May 06, 2010
Over the course of my career one thing's certain: Favors are the currency of success.
The favor economy is a business environment where we give to others to promote their success without expectations. Often, the Norm Of Reciprocity kicks in and they return favors to us or parties connected to us -- with compound interest. Such is the nature of love, compassion and decency.
If you don't find yourself constantly doing favors for other bizmates, you aren't filling up your funnel for long term success. In sales, the funnel reference has to do with making enough contacts to creates enough prospects to end up with the targeted amount of paying customers. In the favor economy the funnel is about helping people, getting out of the way, and acting on favors that come back to you over time (many are proactive, not asked for).
For example, this week I'm on track to do six favors for people, investments in our long term relationship. I'm about to dash out the door to meet with a good friend who is trying to break into the speaking business. This AM I did a 45 minutes phone interview with a UK writer working on a book. This Saturday, I'll mentor a new friend on the ins and outs of writing a business advice book. In every case, I expect nothing but attention and follow up on their part. What's the ROI?
Satisfaction, Synergy and Significance. Over the course of the last decade, I've learned that smart favors move mountains. I got my start because of favors: A literary agent decided to educate me and develop me, a friend of hers brought her to one of my presentations as a favor. Tom Peters and Seth Godin endorsed my first book as a favor. A TV booker did a favor for a publicist and I appeared on the Today Show. Even my last call was a solid consulting lead from a fellow author who did me a favor, and recommended me for a job he wasn't up to. Favors are the fuel in my funnel.
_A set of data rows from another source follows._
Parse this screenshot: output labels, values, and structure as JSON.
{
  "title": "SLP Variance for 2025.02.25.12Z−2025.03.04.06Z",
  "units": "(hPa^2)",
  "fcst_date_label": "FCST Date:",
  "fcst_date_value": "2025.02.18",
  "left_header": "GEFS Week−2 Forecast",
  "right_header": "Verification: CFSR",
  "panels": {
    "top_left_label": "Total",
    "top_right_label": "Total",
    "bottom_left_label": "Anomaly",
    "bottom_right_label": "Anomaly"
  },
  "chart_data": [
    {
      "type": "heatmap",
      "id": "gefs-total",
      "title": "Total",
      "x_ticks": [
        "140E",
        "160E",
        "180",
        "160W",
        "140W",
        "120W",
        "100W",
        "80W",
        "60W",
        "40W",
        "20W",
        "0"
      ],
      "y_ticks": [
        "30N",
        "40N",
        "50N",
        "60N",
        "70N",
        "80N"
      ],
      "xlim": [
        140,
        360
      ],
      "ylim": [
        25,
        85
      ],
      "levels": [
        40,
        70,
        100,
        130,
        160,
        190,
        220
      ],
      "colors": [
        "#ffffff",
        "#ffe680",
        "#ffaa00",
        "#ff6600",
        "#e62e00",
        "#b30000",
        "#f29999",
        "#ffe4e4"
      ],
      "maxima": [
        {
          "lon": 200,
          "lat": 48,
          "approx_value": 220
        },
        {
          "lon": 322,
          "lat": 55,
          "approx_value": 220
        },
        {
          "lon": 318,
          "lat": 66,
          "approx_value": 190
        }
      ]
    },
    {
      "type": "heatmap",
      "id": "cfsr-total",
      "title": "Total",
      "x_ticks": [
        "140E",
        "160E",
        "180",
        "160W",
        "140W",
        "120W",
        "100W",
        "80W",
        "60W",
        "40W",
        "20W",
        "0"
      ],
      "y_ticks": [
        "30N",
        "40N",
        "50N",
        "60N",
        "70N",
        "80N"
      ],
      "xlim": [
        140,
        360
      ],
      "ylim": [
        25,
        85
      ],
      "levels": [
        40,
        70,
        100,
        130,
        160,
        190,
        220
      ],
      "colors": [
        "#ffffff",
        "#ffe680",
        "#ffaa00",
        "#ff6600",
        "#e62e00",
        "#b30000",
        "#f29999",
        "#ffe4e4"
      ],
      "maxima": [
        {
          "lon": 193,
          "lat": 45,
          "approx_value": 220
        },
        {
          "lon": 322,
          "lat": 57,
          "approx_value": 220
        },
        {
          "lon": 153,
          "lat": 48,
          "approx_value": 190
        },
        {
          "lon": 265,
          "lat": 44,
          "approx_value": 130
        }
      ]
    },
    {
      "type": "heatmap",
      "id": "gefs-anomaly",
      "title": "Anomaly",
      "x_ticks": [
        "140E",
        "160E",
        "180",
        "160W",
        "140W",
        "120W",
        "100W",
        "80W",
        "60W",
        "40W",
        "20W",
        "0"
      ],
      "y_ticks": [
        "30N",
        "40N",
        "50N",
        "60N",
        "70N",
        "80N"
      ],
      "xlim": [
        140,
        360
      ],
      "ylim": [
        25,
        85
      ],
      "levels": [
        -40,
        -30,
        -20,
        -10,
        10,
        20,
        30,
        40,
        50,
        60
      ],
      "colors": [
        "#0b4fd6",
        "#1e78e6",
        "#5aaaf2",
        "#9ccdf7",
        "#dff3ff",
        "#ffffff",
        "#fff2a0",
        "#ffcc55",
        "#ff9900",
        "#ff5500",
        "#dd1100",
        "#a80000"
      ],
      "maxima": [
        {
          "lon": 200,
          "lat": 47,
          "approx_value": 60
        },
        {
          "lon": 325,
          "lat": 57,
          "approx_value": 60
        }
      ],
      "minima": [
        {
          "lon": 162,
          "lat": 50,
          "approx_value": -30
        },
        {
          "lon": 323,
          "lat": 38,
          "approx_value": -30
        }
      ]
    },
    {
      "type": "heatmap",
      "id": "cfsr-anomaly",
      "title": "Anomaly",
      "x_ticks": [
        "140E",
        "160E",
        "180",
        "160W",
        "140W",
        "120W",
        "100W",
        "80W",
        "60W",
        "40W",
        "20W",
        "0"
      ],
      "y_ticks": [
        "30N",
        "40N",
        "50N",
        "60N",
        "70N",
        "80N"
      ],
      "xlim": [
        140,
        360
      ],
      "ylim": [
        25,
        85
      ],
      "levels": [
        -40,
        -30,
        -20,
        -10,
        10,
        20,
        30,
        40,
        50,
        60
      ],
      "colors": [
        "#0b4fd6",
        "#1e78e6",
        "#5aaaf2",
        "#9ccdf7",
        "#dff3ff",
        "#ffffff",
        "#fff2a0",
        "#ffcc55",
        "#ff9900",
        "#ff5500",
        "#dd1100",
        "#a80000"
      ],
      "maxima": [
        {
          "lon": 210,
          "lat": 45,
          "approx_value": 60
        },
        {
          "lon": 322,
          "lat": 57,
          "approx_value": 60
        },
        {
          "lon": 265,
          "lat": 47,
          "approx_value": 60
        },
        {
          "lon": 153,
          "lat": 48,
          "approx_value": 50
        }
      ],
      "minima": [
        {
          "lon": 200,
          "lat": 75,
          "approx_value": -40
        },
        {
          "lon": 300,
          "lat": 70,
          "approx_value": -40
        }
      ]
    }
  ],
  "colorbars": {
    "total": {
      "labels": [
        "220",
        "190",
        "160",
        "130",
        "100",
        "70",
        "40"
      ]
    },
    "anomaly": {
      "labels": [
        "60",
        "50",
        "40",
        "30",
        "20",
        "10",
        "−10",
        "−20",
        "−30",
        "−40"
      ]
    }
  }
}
Here are a few tips for playing in the favor economy:
1. Nice smart people succeed - This mantra from Love is The Killer App is about being selective in the favors you agree to and the people you contract with to do them. Make sure the favor makes a difference and the target of your give is ready to receive.
2. Account for favors in your time management. Never consider them extra-curricular as they often take business time.
3. Never complain as you deliver the favor. If you agree to meet with someone to give advice, don't grouse about traffic and your harried schedule as you arrive. You are ruining the mood and invalidating the favor to begin with. If you are overextending yourself, cut back on favors (or internet goofing off time) - don't be a giving jerk.